Ford Motor posts a profit
Ford Motor Co. shocked analysts with an unexpected first-quarter profit of $100 million as reduced operating expenses made up for a decline in U.S. sales, Bloomberg reported.
The company’s net income for the quarter was 5 cents per share, compared with a loss of $282 million, or 15 cents a share, in the year-ago period. Revenues rose 1.2 percent to $43.5 billion.
Over the past two years, the company had amassed $15.3 billion in losses, with only one profitable quarter. Ford was expected to report a loss of 15 cents per share in the first quarter, according to the average estimate of 13 analysts surveyed by Bloomberg.

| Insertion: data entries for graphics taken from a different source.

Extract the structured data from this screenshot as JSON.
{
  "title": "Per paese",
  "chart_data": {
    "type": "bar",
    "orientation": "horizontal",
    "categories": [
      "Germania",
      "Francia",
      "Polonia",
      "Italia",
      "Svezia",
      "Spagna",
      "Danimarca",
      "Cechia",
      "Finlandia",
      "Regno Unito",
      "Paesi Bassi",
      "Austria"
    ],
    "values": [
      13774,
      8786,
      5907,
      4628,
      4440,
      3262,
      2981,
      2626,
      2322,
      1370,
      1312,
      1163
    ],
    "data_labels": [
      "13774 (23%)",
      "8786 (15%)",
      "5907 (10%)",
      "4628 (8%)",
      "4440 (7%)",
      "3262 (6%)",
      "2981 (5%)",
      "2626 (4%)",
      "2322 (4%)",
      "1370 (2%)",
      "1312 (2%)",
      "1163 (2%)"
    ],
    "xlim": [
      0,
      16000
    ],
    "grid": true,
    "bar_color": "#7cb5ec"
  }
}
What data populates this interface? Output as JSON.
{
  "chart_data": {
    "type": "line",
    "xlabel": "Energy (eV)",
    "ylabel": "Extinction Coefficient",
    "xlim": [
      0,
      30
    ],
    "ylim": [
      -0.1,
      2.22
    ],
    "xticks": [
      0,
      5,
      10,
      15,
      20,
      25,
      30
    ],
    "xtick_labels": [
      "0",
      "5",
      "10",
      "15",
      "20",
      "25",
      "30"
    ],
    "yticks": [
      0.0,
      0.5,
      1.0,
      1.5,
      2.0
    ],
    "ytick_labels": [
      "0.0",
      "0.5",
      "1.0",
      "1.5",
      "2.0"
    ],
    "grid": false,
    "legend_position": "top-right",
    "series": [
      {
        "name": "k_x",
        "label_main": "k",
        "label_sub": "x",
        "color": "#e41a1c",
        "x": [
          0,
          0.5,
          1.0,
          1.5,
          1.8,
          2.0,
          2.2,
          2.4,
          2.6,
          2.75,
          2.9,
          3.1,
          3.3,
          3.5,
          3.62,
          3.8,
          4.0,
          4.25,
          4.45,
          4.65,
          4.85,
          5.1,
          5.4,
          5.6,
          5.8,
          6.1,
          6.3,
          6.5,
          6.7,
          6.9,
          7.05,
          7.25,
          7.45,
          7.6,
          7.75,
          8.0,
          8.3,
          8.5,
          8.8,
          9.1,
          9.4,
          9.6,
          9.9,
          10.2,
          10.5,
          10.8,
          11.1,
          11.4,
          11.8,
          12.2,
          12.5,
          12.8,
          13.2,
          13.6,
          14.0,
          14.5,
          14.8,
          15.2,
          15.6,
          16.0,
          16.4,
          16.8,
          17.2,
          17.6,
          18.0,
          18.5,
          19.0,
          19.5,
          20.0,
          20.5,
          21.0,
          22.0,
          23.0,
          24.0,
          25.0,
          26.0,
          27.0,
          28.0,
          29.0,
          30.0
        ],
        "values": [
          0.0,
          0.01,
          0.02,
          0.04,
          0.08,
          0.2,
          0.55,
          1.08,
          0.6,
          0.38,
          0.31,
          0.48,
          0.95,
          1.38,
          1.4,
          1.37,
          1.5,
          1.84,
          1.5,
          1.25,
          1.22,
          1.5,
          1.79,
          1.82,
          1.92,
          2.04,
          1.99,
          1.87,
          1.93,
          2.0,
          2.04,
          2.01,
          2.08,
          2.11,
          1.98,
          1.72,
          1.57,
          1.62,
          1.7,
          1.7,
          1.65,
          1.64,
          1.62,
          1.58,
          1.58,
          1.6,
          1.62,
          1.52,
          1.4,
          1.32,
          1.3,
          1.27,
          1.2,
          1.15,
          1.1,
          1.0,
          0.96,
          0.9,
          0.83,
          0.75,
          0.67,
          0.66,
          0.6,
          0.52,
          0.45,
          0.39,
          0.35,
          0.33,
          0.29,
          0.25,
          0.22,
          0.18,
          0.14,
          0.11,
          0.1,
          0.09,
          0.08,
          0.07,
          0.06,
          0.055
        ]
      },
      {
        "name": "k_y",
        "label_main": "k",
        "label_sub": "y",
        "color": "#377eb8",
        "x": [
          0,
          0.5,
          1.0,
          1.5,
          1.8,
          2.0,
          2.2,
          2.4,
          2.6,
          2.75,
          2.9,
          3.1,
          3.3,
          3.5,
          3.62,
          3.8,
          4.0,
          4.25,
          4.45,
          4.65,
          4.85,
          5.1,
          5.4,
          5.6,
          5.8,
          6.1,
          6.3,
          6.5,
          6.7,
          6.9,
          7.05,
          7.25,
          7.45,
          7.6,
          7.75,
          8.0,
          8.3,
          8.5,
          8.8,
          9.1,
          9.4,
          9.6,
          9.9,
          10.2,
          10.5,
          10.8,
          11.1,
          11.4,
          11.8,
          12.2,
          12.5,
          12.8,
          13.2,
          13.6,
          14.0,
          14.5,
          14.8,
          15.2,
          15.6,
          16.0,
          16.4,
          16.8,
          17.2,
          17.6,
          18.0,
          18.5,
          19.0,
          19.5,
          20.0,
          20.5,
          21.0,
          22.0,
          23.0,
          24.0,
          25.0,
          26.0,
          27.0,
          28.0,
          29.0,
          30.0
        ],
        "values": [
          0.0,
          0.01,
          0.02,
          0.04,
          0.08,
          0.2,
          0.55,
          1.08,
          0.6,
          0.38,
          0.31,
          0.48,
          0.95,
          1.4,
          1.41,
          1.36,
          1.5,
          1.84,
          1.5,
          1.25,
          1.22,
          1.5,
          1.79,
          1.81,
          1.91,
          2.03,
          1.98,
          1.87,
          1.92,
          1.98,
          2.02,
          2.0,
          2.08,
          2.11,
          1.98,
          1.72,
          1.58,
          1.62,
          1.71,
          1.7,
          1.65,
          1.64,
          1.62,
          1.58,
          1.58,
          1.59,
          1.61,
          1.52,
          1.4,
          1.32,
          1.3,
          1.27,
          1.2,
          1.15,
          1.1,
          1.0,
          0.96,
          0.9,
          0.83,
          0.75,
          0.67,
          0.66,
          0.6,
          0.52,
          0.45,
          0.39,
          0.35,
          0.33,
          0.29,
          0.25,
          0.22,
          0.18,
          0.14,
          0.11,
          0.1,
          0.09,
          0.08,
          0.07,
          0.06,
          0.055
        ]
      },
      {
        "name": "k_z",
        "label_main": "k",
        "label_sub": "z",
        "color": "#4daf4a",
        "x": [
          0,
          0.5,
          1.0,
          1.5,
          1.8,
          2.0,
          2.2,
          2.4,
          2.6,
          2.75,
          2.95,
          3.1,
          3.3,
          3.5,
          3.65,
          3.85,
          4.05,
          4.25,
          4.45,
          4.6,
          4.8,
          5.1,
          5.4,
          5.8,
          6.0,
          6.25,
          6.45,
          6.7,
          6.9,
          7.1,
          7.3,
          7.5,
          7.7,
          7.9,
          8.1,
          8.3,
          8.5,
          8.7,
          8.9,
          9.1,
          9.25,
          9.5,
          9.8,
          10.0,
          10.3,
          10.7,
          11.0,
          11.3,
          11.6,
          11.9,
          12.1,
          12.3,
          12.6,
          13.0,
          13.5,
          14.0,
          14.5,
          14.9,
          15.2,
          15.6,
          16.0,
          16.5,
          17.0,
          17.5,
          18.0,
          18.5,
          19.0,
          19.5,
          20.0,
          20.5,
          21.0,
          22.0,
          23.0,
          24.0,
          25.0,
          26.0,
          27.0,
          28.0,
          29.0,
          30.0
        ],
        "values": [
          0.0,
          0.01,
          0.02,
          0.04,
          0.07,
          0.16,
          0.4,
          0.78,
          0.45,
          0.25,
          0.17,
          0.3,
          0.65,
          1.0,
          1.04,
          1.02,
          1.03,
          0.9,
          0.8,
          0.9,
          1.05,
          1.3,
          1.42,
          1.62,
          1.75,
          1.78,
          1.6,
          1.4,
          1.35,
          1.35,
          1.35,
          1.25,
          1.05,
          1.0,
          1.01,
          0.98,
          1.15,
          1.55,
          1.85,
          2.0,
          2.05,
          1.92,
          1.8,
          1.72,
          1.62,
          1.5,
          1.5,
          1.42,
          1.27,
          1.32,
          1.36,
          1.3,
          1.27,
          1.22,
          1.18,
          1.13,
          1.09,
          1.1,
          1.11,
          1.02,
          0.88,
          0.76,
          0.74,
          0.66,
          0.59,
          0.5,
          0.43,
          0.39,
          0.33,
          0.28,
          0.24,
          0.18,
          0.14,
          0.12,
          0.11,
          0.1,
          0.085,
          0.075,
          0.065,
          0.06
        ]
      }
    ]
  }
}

The company’s pretax loss for its North American operations fell to $45 million from $613 million a year ago. Ford has cut 46,300 jobs in the region over the past two years and last year negotiated a new labor contract to reduce its U.S. labor expenses, with most of the cost savings yet to take effect. The company said today that an additional 4,200 United Auto Workers union employees accepted buyouts during the quarter.
Meanwhile, sales of Ford cars and light trucks in the United States fell 9 percent in the quarter, compared with an industrywide decline of 8 percent.
Globally, the company had a pretax profit of $257 million in South America, $739 million in Europe, and $1 million in Asia Pacific and Africa, all of which were huge increases from the year-ago period.